Chi ha suggerito tale scelta? Nessuno in famiglia, nessuno fra gli amici. La scelta ovviamente viene da Dio, è Lui che sceglie, ma la risposta alla “vocazione” è tutta sua. Una risposta vissuta e maturata dentro di sé.
L’intelligenza, gemellata ad una memoria eccezionale, fa di lui uno studente del tutto eccezionale, tanto più che l’eccellenza negli studi si accompagna alla modestia. Così preclare doti non lo inorgogliscono per nulla perché, con molta semplicità, le pone a frutto per la sua anima e per la missione che sarà chiamato a svolgere.
Ordinato sacerdote il 2 aprile 1899, solennità di Pasqua, dal Vice Gerente Mons. Francesco di Paola Cassetta nella sua cappella privata, il giorno successivo, celebrava la sua prima S. Messa in questa stessa Cappella della Madonna Salus populi romani, dove stiamo celebrando ora.

E’ a tutti noi ben noto, dalla storiografia, il cammino folgorante del prete romano don Eugenio Pacelli che la Provvidenza di Dio ha portato fino alla cattedra di Pietro. Ma questa sera non intendo soffermarmi su quelli che un tempo si chiamavano i “sacri fasti”. Piuttosto, nella filigrana dell’Ordinazione presbiterale di don Eugenio, vorrei cercare di cogliere quella sacerdotalità, che mi pare abbia poi strutturato l’intero iter e servizio ecclesiale di questo chierico che è sempre stato tutto prete, solo prete ed è con tale caratteristica identitaria che ha vissuto egregiamente il ruolo di diplomatico, di Minutante in Segreteria di Stato, di Arcivescovo, di Cardinale, di Sommo Pontefice! L’asse portante è sempre stata l’identità sacerdotale, vissuta fedelmente in tutti i ruoli attraverso i quali si è trovato a servire la Chiesa.
Per me questa è la sua grandezza, una grandezza che si può cogliere davvero soltanto alla luce della fede, fede che è la bussola della vita.
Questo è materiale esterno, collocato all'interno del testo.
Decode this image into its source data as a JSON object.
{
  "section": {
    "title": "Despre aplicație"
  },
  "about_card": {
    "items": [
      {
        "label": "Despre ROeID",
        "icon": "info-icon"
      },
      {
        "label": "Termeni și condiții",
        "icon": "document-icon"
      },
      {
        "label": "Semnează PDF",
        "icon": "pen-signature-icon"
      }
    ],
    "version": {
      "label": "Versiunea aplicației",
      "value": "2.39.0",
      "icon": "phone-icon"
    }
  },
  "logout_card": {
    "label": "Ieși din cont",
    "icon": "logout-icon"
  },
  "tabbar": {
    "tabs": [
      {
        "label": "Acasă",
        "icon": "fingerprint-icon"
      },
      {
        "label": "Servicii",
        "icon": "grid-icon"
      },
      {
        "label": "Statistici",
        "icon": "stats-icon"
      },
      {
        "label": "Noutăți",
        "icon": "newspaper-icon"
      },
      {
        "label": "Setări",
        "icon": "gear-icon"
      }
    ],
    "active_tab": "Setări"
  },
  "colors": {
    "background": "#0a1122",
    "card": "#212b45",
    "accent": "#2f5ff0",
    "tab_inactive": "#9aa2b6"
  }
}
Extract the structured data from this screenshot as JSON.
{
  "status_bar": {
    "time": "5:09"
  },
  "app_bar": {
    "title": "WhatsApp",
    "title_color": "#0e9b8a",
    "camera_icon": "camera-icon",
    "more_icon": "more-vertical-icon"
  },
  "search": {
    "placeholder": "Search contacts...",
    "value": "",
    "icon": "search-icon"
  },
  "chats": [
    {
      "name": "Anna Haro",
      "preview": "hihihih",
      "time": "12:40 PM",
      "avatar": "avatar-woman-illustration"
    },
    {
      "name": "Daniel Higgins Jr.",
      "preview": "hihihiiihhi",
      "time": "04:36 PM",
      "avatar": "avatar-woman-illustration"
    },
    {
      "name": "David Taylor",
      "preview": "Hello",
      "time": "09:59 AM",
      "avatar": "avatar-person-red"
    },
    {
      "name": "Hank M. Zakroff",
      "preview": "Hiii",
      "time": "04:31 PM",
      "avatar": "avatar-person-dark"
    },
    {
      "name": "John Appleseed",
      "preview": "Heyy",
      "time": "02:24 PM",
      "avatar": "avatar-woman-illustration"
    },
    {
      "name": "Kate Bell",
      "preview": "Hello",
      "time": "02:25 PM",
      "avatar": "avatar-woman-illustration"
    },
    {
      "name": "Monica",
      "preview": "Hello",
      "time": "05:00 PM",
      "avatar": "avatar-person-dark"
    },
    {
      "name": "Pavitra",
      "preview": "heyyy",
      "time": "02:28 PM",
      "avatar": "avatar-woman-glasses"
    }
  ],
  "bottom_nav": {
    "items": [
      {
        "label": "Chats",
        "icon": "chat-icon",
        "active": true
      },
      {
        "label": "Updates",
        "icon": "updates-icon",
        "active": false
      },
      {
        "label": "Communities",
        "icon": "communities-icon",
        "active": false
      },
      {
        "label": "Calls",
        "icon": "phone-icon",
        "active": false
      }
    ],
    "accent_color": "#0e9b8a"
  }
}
Alla luce del mondo si possono cogliere l’intelligenza, la cultura, le capacità diplomatiche, ma il nucleo essenziale di questa personalità ce lo fa cogliere solo la fede. In lui brilla sempre la visione soprannaturale, la rettitudine di intenzione. E’ alla luce dell’eterno che egli tratta anche le questioni della quotidianità. Questa coerenza è diventata anche motivo di gravi sofferenze, in parte a lui contemporanee e, in più larga misura, a lui postume, seppur presagite.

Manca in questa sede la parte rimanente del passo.